Unlike Judge Goodman’s ruling, Madden’s conditions will not be overturned on appeal. So, in order to win this case, the city has had to make assurances in writing that it has not previously been willing to make to our community board or our City Council officials. Should Parks deny such open gatherings in the park in the future, Madden’s ruling leaves open the recourse of taking the city to court. As a result, our new park is likely to be a more open space than it would have been without our lawsuits.

So what has been won in these lawsuits? A judicial pronouncement that the Parks Department is legally obliged to submit its plans to the community; the disclosure of information previously withheld; and a legal edict that Parks might maintain the open and accessible nature of Washington Square for political and artistic expression.
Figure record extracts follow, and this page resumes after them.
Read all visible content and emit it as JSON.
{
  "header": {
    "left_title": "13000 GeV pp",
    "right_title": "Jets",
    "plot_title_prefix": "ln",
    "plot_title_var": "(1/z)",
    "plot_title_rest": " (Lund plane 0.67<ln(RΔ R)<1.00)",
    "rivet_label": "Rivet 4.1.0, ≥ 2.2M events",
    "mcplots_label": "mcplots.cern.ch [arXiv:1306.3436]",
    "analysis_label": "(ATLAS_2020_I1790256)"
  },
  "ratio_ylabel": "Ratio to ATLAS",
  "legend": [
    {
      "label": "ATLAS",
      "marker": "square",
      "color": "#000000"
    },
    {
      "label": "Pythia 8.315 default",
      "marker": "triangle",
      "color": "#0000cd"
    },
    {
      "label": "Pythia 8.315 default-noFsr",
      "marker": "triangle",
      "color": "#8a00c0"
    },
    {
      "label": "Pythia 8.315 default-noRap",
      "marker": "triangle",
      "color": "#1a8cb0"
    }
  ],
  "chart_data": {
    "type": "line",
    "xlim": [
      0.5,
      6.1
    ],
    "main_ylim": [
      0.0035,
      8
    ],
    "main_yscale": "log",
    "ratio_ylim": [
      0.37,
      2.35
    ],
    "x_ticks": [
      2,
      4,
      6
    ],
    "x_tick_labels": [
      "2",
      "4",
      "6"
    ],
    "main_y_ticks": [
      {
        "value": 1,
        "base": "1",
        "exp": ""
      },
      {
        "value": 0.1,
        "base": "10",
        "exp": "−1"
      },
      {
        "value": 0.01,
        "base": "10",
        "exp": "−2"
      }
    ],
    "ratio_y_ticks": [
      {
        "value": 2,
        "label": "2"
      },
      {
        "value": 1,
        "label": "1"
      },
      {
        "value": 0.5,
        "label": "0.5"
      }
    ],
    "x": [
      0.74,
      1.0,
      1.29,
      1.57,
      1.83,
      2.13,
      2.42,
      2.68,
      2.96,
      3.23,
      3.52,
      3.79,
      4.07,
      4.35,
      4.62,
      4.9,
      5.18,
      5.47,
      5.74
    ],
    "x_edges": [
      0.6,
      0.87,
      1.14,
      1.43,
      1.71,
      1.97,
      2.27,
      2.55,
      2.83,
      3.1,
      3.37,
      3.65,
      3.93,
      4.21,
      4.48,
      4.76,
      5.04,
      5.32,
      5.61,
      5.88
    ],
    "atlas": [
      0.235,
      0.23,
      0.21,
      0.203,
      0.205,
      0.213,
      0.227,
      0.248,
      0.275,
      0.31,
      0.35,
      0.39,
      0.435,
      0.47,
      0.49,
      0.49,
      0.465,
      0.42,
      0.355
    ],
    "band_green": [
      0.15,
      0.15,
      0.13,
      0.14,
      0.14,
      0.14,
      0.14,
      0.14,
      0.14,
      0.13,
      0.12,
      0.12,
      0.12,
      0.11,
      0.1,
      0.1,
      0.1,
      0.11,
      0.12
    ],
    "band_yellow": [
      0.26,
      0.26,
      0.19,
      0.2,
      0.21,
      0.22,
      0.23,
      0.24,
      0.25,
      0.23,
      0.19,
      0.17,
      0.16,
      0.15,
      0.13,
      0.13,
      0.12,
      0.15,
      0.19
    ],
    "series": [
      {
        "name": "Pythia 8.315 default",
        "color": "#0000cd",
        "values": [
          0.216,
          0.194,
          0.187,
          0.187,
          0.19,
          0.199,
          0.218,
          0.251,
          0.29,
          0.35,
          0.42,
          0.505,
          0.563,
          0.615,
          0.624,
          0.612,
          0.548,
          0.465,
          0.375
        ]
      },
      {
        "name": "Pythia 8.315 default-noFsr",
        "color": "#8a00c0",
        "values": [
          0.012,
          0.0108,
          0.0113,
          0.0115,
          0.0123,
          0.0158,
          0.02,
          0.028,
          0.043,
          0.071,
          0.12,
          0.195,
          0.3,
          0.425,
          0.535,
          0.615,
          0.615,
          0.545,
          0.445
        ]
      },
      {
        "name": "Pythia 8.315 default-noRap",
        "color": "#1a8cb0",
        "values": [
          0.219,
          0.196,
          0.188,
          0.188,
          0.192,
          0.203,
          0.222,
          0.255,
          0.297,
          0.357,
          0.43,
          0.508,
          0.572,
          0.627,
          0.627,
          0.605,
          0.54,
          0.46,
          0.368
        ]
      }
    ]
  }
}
What will be lost? At the very least, two or maybe four years’ use of our park while it needlessly becomes a construction zone, time when thousands of songs will not be sung, during which time some of our children will grow past playground age. In addition, I fear that our park will be transformed from the heart of bohemian Greenwich Village into a picture-postcard park, a park that looks pretty from a few Fifth Ave. penthouses and to people passing by, but which fails to achieve that quintessential experience of the greatest of public spaces: It will cease to be a magical place to hang out.

 

Greenberg, a local parent, was lead plaintiff in two Greenberg vs. City of New York lawsuits and is founder of Open Washington Square Park Coalition. He has lived near Washington Square Park for more than 30 years.